Следовательно, если существует фетишизм (визуального, интеллигибельного, абстрактного пространства) и непреодолимое влечение (к пространству утраченной и/или обретенной природы, к пространству религиозного и политического абсолюта, к пространствам сладострастия или смерти), то теория может проследить их генезис: производство.
II. 12
Что затемняет понятие производства применительно к пространству?
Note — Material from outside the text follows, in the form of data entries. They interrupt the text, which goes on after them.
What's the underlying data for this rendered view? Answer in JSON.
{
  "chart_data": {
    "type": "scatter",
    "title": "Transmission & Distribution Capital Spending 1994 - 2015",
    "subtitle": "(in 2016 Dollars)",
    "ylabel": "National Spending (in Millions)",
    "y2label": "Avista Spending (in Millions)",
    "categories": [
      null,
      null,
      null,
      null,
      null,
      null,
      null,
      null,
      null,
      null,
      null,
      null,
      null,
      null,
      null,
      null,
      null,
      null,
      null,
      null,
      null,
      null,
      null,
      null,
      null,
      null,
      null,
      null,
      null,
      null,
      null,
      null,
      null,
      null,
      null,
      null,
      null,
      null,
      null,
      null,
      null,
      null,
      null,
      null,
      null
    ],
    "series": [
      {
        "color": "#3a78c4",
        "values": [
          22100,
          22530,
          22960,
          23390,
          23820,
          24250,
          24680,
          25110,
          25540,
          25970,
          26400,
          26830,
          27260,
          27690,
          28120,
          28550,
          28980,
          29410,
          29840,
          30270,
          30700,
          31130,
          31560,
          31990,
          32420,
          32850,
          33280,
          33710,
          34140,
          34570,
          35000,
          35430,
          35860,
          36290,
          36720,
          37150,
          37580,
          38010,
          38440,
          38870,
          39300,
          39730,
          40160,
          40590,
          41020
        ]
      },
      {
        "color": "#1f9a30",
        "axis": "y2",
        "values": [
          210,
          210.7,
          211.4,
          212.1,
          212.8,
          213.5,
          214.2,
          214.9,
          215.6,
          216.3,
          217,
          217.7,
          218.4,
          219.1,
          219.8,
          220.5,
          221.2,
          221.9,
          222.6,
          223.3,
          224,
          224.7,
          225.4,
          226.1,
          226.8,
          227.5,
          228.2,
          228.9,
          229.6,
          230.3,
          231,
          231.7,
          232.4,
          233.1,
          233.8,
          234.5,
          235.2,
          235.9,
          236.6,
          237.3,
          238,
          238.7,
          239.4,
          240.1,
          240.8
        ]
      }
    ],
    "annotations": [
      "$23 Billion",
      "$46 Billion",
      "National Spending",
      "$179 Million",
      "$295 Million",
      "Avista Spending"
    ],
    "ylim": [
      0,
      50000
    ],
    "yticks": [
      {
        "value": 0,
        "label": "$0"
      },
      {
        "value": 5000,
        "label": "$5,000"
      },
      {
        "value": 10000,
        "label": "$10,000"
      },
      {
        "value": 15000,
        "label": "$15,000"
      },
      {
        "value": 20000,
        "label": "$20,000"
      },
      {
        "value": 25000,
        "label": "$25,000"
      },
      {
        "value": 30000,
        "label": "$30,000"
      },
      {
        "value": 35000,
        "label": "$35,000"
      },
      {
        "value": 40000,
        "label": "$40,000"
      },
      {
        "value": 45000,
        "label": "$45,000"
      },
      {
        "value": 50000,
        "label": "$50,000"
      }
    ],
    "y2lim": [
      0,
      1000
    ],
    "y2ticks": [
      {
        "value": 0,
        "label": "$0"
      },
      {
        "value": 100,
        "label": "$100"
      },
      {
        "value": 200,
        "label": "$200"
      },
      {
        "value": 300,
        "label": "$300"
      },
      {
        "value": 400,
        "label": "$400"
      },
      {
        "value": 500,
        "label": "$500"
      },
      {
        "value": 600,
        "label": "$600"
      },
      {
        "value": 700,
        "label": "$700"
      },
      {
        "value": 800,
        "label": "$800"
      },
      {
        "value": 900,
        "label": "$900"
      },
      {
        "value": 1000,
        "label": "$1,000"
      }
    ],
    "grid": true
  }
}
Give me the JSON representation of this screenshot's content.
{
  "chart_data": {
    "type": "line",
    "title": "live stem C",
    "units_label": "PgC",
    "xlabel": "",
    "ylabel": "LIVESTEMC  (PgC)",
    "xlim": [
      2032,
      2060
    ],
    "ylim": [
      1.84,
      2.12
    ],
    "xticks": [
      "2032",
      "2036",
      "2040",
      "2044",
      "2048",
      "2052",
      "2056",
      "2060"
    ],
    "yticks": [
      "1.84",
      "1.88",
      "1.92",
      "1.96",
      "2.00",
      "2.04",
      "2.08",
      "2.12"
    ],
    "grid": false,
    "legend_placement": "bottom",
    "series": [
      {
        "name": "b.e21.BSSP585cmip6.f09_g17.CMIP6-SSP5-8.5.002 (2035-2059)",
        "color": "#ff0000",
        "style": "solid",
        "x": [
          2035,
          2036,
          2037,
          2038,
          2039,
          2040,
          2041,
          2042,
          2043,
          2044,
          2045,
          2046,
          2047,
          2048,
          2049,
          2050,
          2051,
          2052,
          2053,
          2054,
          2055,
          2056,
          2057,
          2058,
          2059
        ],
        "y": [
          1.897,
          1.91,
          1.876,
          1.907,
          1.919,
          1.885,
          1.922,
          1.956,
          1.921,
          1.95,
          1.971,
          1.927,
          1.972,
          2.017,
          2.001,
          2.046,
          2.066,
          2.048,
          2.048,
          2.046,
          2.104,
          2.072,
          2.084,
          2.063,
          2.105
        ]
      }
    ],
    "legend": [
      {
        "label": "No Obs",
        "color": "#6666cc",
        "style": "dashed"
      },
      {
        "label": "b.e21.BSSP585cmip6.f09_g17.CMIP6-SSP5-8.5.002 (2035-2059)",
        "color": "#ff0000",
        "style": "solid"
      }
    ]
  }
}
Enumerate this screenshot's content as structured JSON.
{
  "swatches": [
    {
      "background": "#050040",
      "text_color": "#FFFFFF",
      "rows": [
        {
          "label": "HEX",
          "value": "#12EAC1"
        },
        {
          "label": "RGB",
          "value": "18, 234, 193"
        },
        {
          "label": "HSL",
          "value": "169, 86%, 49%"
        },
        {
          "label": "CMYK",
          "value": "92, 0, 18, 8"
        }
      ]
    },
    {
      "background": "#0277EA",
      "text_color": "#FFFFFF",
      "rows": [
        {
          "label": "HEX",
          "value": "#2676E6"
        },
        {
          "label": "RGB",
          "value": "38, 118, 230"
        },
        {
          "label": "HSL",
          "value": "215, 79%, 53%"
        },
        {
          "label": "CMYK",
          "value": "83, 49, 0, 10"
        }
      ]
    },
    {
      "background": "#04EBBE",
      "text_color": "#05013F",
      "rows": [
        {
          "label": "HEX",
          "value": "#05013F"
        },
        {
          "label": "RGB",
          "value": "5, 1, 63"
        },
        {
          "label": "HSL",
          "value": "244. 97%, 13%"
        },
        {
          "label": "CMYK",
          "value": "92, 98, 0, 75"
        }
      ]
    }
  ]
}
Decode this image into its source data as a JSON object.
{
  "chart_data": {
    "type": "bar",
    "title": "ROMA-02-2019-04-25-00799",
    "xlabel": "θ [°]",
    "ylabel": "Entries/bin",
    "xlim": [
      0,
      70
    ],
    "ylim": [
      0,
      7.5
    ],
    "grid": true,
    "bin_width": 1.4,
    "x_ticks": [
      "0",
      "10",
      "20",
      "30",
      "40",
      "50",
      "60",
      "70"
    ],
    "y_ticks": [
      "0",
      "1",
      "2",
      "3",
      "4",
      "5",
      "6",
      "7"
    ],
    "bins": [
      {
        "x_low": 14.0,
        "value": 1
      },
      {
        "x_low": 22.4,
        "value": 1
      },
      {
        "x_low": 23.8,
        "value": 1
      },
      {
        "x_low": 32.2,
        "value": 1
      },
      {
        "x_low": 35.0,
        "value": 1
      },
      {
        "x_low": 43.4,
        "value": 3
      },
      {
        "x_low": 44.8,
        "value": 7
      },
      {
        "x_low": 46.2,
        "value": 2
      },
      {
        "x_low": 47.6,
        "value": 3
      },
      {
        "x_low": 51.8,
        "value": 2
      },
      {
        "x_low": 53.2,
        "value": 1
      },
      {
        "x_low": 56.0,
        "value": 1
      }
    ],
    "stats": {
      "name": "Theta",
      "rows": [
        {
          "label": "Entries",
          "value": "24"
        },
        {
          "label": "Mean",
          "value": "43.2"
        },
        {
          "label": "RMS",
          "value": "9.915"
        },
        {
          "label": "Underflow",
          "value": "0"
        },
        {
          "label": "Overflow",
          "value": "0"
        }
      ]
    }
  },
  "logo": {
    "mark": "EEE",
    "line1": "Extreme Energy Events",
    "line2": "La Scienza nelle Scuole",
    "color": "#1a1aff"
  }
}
Отвлечемся пока от языков абсолютного знания и неодогматизма – эпистемологического поля или «фундамента», пространства эпистемы и т. д. Вряд ли стоит показывать здесь еще раз, что они сводят социальное к ментальному, практику к интеллектуальному, а одновременно прикрывают распространение частной собственности на сферу знания. Некоторые репрезентации, маскирующие концепт производства, восходят к семиологии – в частности, идея о том, что социальное пространство есть результат простой разметки пространства природного: результат следа. Собственно, эти репрезентации, используемые семиологами (метка и разметка, след), принадлежат не только им. В частности, ими пользовались антропологи. Но семиология делает акцент на смысле: метка несет значение, входит в некую систему, подлежит кодированию-декодированию. Пространство размечено либо физически (животные используют запахи, человеческие общества – визуальные или звуковые приемы), либо абстрактно (с помощью дискурса, знаков). Такое пространство обретает символическую ценность. Символ всегда предполагает аффективную насыщенность, эмоциональную нагрузку (страх, притяжение), которая, так сказать, вложена в данный локус и становится «репрезентацией» для тех, кто от этого особого локуса удаляется. На самом деле практика (в начале сельско-пастушеской жизни) и символика неразделимы. Их значительно позднее выявляет анализ. Если он их разделяет, то «физический» символ становится непонятным, а вместе с ним и практика – практика не абстрактного общества. Можно ли говорить о производстве пространства, если существует только разметка, символизация? Еще нет, хотя живые, подвижные и активные тела таким образом расширяют свое восприятие и освоение пространства подобно тому, как паук ткет паутину. Если производство и есть, и постольку, поскольку оно есть, оно долгое время ограничено метками, знаками, символами; они не изменяют отмеченной ими материи. Мать-Земля, колыбель, возделанное поле-лоно, могила – остается Землей.